Going back a little in point of time from the close of the preceding chapter, the final years of the last century found Frohman geared up to a myriad of activities. He had already assumed the rôle of Star-Maker, for Drew and Gillette were on his roster, and Maude Adams was about to be launched; the Empire Stock Company was an accredited institution with a national influence; he had started a chain of theaters; his booking interests in the West had assumed the proportions of an immense business; he had begun to make his presence felt in London. Yet no event of these middle 'nineties was more momentous in its relation to the future of the whole American theater than one which was about to transpire—one in which Charles Frohman had an important hand.

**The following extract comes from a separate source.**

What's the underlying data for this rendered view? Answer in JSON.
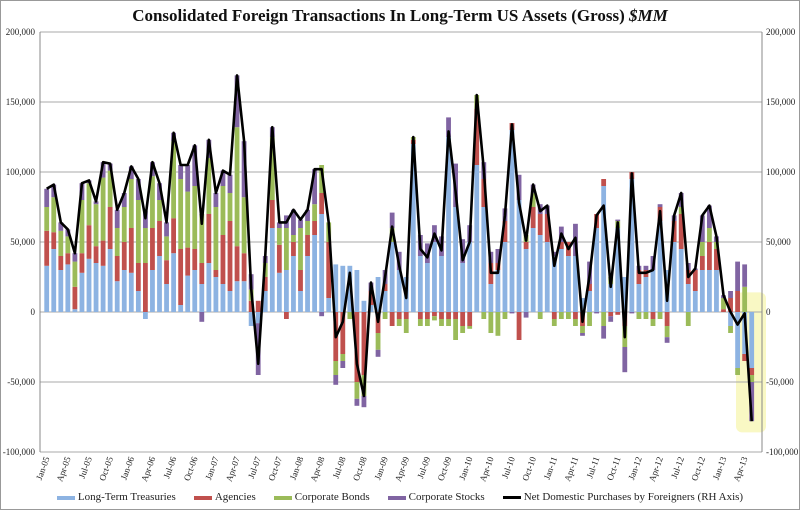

Despite the efforts made by the booking offices conducted by Charles Frohman and Klaw & Erlanger, the making of routes for theatrical attractions in the United States was in a most disorganized and economically unsound condition. The local manager was still more or less at the mercy of the booking free-lance in New York. The booking agent himself only represented a comparatively few theaters and could not book a complete season for a traveling attraction.

In New York the manager was an autocrat who frequently dictated unbelievable terms to the traveling companies. Immense losses resulted from small traveling companies being pitted against one another in provincial towns that could only support one first-class attraction. Most theatrical contracts were not worth the paper they were written on.

Charles Frohman had first counted the cost of this theatrical demoralization when his great "Shenandoah" run at the old Star Theater had to be interrupted while playing to capacity because another attraction had been booked into that theater. He and all his representative colleagues in the business realized that some steps must be taken to rectify the situation. Piled on this was the general business depression that had followed the panic of 1893.